Time-dependent diffusivity and kurtosis in phantoms and patients with head and neck cancer

Abstract

Purpose: To assess the reliability of measuring diffusivity, diffusional kurtosis, and cellular-interstitial water exchange time with long diffusion times (100-800 ms) using stimulated-echo DWI.

Methods: Time-dependent diffusion MRI was tested on two well-established diffusion phantoms and in 5 patients with head and neck cancer. Measurements were conducted using an in-house diffusion-weighted STEAM-EPI pulse sequence with multiple diffusion times at a fixed TE on three scanners. We used the weighted linear least-squares fit method to estimate time-dependent diffusivity, $D\left(t\right)$ , and diffusional kurtosis, $K\left(t\right)$ . Additionally, the Kärger model was used to estimate cellular-interstitial water exchange time ( ${\tau }_{\mathrm{ex}}$ ) from $K\left(t\right)$ .

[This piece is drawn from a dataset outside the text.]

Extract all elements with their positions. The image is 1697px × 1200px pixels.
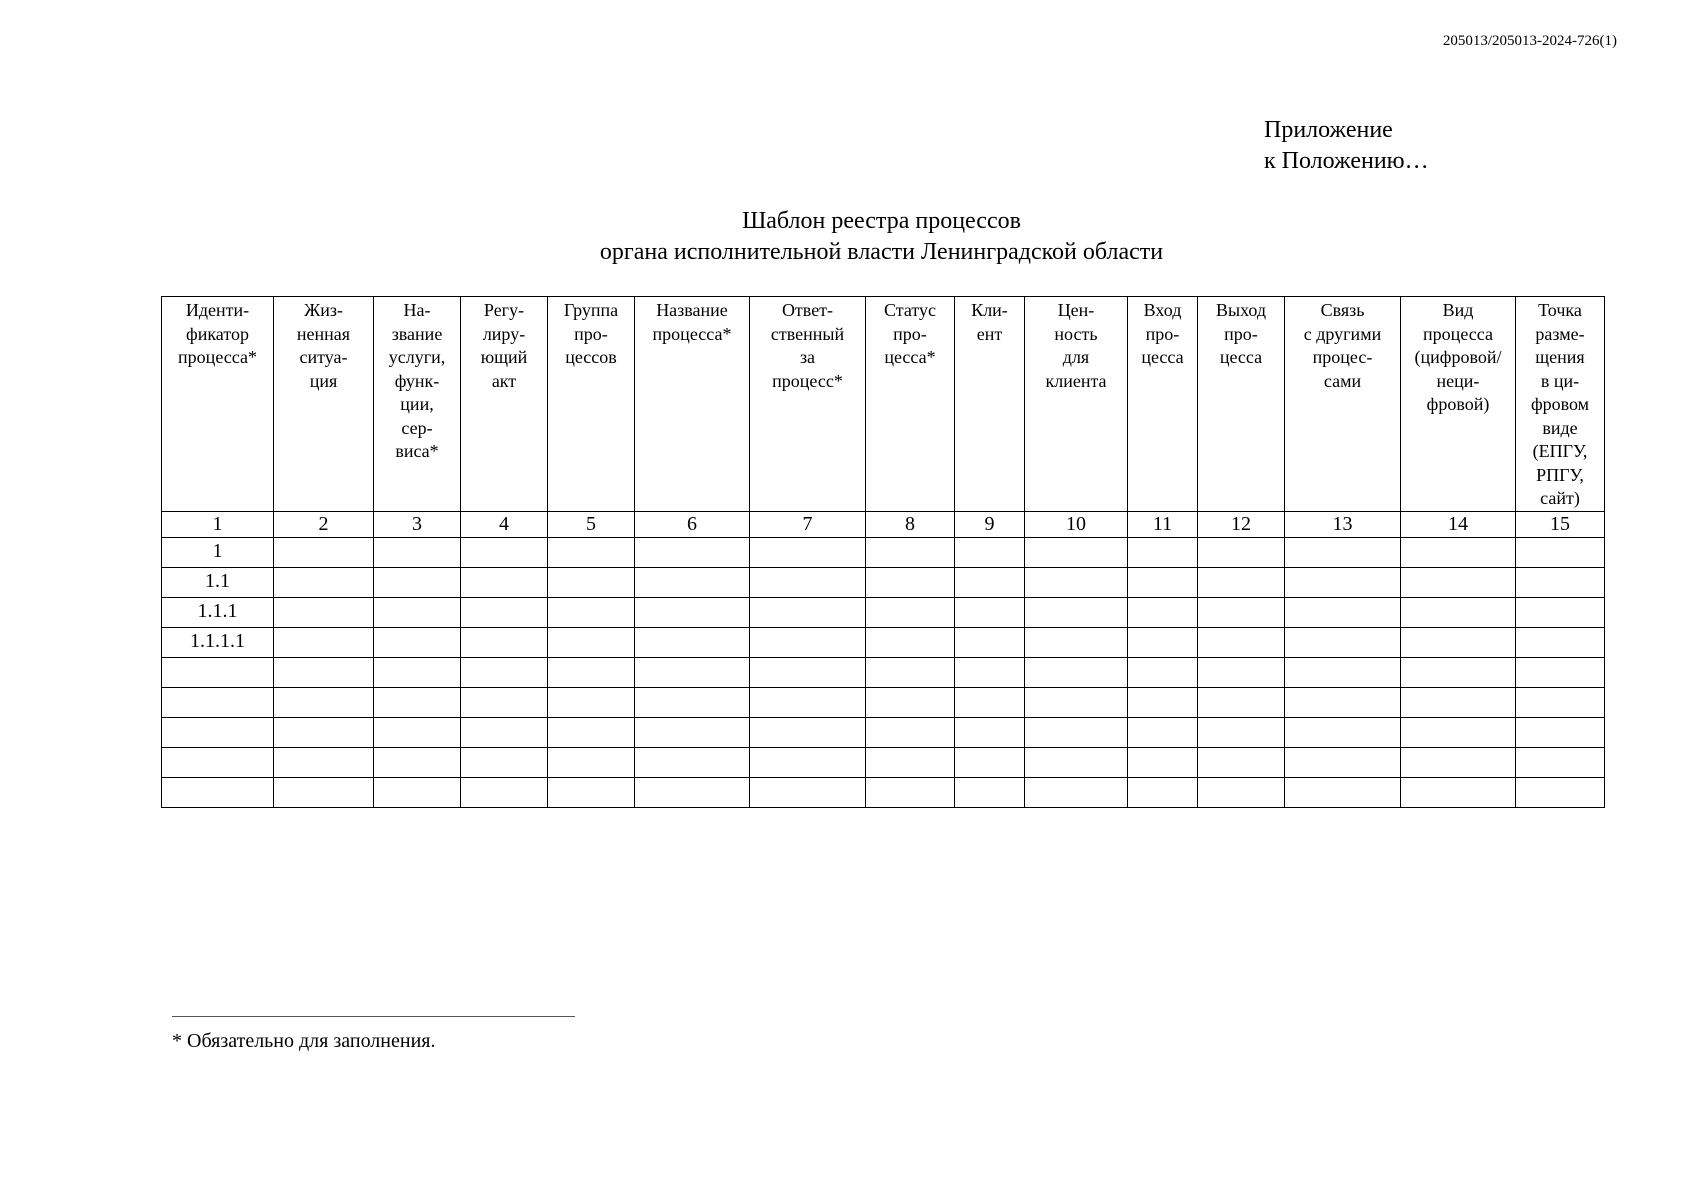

Results: Diffusivity measured by time-dependent STEAM-EPI measurements and commercial SE-EPI showed comparable results with R² above 0.98 and overall 5.4 ± 3.0% deviation across diffusion times. Diffusional kurtosis phantom data showed expected patterns: constant $D$ and $K$ = 0 for negative controls and slow varying $D$ and $K$ for samples made of nanoscopic vesicles. Time-dependent diffusion MRI in patients with head and neck cancer found that the Kärger model could be considered valid in 72% ± 23% of the voxels in the metastatic lymph nodes. The median cellular-interstitial water exchange time estimated for lesions was between 58.5 ms and 70.6 ms.

Conclusions: Based on two well-established diffusion phantoms, we found that time-dependent diffusion MRI measurements can provide stable diffusion and kurtosis values over a wide range of diffusion times and across multiple MRI systems. Moreover, estimation of cellular-interstitial water exchange time can be achieved using the Kärger model for the metastatic lymph nodes in patients with head and neck cancer.

Keywords: Kärger model; STEAM EPI; diffusion phantom; kurtosis.